Ketua Bawaslu Rahmat Bagja mengatakan pengecekan itu untuk memastikan apakah eks narapidana yang menjadi calon memenuhi syarat atau tidak.

"Nanti kita cek apakah sudah jeda waktu 5 tahun atau bukan," kata Rahmat kepada wartawan di Jakarta, Selasa (29/08/2023). "Nanti tunggu KPU, pengumuman DCS-nya. Kan sudah mulai keluar," katanya.

Baca juga:


Di pihak lain, Komisi Pemilihan Umum KPU RI mengklaim tidak menutupi rekam jejak para calon legislatif bekas narapidana korupsi.

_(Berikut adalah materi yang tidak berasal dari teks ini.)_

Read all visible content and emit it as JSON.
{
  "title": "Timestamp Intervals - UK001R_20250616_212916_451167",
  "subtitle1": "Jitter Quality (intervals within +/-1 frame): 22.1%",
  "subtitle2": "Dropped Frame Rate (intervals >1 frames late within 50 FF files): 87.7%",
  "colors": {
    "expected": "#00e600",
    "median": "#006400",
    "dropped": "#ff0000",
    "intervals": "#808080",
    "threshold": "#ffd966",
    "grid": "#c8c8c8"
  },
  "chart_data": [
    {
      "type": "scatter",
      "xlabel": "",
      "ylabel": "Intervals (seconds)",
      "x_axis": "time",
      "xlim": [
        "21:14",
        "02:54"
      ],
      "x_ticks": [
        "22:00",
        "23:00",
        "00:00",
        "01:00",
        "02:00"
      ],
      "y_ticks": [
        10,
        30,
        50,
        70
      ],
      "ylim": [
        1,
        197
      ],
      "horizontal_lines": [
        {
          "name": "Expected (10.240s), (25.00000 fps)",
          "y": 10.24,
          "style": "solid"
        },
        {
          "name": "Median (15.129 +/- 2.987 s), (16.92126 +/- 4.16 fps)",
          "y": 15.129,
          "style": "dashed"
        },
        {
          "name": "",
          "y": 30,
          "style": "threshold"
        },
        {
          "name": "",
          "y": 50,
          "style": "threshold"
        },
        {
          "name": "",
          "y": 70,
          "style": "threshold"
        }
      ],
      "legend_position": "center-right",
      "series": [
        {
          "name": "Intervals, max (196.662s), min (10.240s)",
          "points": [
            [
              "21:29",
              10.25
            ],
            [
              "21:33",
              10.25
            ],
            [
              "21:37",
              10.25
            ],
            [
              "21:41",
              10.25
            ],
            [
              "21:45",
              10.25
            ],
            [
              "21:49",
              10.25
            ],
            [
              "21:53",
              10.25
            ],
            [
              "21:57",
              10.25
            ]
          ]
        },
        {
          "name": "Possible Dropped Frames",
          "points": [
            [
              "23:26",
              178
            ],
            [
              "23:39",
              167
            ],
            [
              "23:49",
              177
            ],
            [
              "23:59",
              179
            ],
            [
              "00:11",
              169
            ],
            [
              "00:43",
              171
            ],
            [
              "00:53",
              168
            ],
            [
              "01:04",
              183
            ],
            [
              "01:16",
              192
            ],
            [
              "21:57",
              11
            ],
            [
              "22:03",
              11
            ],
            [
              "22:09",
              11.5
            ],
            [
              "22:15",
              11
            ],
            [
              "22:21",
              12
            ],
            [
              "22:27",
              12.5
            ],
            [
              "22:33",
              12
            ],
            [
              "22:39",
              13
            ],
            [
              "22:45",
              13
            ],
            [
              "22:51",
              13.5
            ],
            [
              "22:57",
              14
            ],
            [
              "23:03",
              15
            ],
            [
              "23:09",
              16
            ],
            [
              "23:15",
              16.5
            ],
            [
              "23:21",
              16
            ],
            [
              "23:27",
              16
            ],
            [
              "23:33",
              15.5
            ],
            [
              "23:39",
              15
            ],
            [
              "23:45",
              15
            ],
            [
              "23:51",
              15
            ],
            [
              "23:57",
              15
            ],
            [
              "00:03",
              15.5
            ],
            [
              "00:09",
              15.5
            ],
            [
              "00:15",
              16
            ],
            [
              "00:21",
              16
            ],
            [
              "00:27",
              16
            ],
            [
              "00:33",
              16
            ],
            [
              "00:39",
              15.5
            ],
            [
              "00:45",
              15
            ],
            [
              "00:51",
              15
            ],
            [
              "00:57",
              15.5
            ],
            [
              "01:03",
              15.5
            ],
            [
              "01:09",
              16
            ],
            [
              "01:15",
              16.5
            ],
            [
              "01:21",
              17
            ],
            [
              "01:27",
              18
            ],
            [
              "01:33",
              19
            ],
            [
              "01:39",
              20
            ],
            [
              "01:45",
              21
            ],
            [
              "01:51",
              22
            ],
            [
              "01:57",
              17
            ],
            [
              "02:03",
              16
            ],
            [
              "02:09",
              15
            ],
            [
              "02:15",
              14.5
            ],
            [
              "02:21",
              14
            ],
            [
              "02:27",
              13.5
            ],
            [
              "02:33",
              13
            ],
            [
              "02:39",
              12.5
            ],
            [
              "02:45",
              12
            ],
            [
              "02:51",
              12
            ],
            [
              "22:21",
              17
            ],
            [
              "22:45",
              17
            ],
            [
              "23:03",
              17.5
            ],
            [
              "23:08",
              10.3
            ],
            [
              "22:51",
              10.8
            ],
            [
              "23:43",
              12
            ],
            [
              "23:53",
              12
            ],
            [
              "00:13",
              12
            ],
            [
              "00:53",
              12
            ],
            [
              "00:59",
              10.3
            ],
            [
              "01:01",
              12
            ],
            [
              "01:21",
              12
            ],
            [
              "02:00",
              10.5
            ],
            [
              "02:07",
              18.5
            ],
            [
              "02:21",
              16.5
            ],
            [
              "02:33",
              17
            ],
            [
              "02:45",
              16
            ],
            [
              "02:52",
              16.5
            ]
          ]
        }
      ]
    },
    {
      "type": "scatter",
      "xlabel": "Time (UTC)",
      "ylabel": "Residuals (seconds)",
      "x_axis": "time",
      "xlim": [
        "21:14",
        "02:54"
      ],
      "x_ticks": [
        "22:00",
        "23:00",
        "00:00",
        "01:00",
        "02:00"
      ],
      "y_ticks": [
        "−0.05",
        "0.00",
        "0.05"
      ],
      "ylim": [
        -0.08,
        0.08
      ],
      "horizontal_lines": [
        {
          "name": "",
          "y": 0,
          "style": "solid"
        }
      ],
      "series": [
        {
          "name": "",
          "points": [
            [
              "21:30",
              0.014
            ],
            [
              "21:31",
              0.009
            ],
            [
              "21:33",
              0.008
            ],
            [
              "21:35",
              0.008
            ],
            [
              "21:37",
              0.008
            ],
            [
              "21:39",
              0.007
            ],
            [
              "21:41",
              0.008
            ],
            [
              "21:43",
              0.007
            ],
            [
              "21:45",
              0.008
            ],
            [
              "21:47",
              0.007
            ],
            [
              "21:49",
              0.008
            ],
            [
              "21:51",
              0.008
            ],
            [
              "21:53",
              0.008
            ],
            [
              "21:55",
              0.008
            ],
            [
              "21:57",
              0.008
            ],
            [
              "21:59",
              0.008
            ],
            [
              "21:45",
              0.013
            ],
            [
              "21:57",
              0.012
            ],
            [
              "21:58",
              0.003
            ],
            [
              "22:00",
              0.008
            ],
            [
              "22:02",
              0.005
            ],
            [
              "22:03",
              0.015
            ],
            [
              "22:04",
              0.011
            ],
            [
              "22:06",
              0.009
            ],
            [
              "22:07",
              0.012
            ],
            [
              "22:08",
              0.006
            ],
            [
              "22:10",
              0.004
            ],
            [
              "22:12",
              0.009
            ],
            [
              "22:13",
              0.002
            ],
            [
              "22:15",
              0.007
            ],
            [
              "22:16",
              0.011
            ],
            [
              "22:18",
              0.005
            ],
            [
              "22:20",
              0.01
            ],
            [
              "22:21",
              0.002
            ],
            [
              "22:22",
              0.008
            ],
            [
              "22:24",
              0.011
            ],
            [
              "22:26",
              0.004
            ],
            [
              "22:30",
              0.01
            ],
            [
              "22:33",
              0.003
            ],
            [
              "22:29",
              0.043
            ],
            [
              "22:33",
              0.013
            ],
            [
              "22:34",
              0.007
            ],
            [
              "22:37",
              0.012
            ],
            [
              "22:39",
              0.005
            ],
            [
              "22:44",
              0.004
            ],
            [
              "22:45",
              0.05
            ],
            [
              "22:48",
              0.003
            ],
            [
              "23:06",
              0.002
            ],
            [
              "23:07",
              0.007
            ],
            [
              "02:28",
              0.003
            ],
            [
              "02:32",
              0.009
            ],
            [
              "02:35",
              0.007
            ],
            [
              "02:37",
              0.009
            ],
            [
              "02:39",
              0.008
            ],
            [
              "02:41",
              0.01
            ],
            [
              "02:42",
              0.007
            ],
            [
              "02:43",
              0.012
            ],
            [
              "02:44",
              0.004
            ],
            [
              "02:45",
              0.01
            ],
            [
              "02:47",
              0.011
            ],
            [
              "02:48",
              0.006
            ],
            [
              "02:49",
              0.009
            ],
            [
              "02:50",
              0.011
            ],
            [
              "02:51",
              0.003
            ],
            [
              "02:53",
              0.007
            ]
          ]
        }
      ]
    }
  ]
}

Koordinator Divisi Teknis Penyelenggaraan Pemilu KPU RI, Idham Holik mengatakan KPU telah melakukan tugas dan fungsi sesuai aturan dan tidak ada unsur menutupi data informasi caleg. Idham juga mengklaim telah merilis daftar 52 eks narapidana korupsi yang maju pada pemilu mendatang.

"Ya tentunya apa yang disampaikan oleh ICW berkenaan dengan mantan terpidana korupsi KPU juga sudah diundangkan oleh KPU dalam peraturan KPU. Dan semua caleg dalam DCS yang sebanyak 52 orang ya yang ancaman pidananya 5 tahun atau lebih itu sudah melakukan pengumuman secara terbuka. Dan kemarin KPU telah merilis 52 caleg yang terkategori dalam putusan Mahkamah Konstitusi," ujar Idham, Kepada KBR, Selasa (29/8/2023).

Koordinator Divisi Teknis Penyelenggaraan Pemilu KPU RI, Idham Holik meminta masyarakat berperan aktif mencari sendiri informasi terkait calon legislatif.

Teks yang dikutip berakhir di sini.